When NPR asked in April for the annual cost of Guantánamo's military court and prison, the Defense Department initially responded with a figure of $180 million a year. Three months later, it revised that number to $380 million a year. That does not include the $60 million annual expense of operating Guantánamo's naval base or the salaries of military personnel, including the 1,800 guards overseeing the detention center's prisoners. 
Add the Pentagon's updated tallies to historical figures it has given Congress, and the total cost of Guantánamo's court and the prison has exceeded $6 billion since 2002.
Nearly 800 detainees have passed through Guantánamo since prisoners began arriving there in 2002, and 40 people are still confined there. Some have been held for nearly 18 years without being charged. Only one conviction has been finalized, and Guantánamo's legal cases have been virtually deadlocked for years.

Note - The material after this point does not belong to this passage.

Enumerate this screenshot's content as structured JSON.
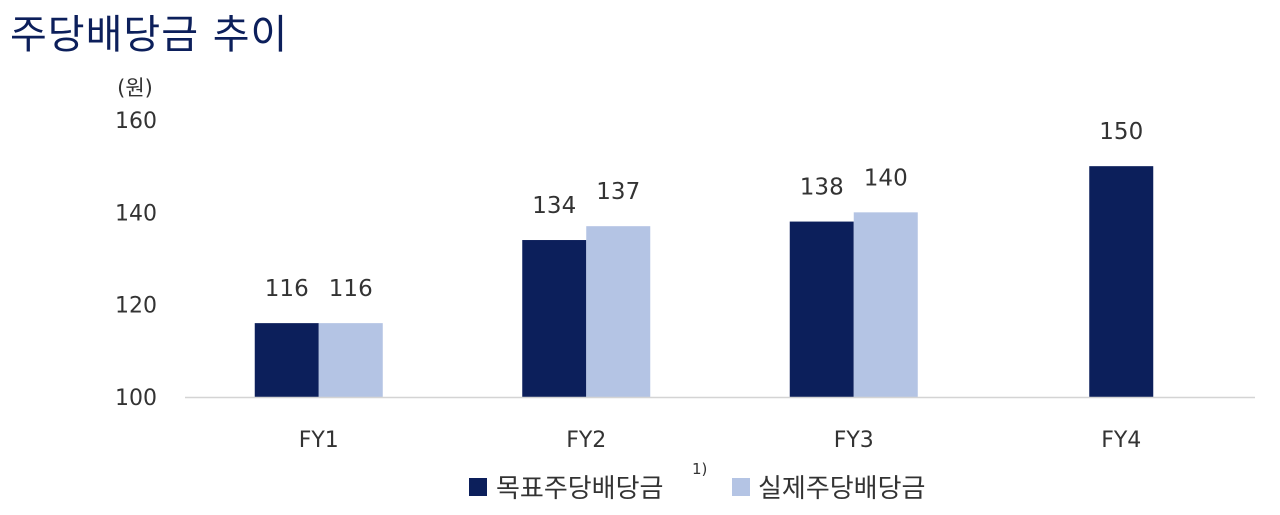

Yet the court and prison continue to spend what Brown calls an "eye-popping" amount each year on construction, travel, housing, vehicles, computer systems, linguists, translators, investigators, expert witnesses, case analysts, paralegals, court reporters, various types of contractors and hundreds of attorneys.
Brown said it wasn't just the spending that shocked him. He also questions whether Guantánamo prosecutors can win death penalty convictions at trial because so much evidence is tainted by torture. He notes that if trials do happen, the appeals process is expected to last another 10 to 15 years, incurring costs of at least another $1.5 billion. And the government argues that even if the defendants are found not guilty at trial, it can continue to keep them imprisoned indefinitely.
Because of the time, expense and possible futility of pursuing death penalty convictions, Brown said he and Harvey Rishikof, who was the "convening authority" of the military commissions, thought a different solution was necessary.
"They haven't been successful. They've stalled. They're incredibly expensive," Brown said. "Instead, wouldn't it be better if we just said, 'You know what? They didn't work this time.' "
So he and Rishikof had begun preliminary settlement negotiations with the Guantánamo prisoners facing the death penalty. That would have saved time and money, "and certainly it would've brought closure to the victims' family members, which was our primary concern," Brown added, "and it would have potentially brought some closure to the wound that Guantánamo is to U.S. national security."
Each lead lawyer for the six Guantánamo prisoners facing the death penalty confirmed to NPR that Rishikof and Brown had approached them about the possibility of settling. But in February 2018 the two men were fired before plea deals could be reached.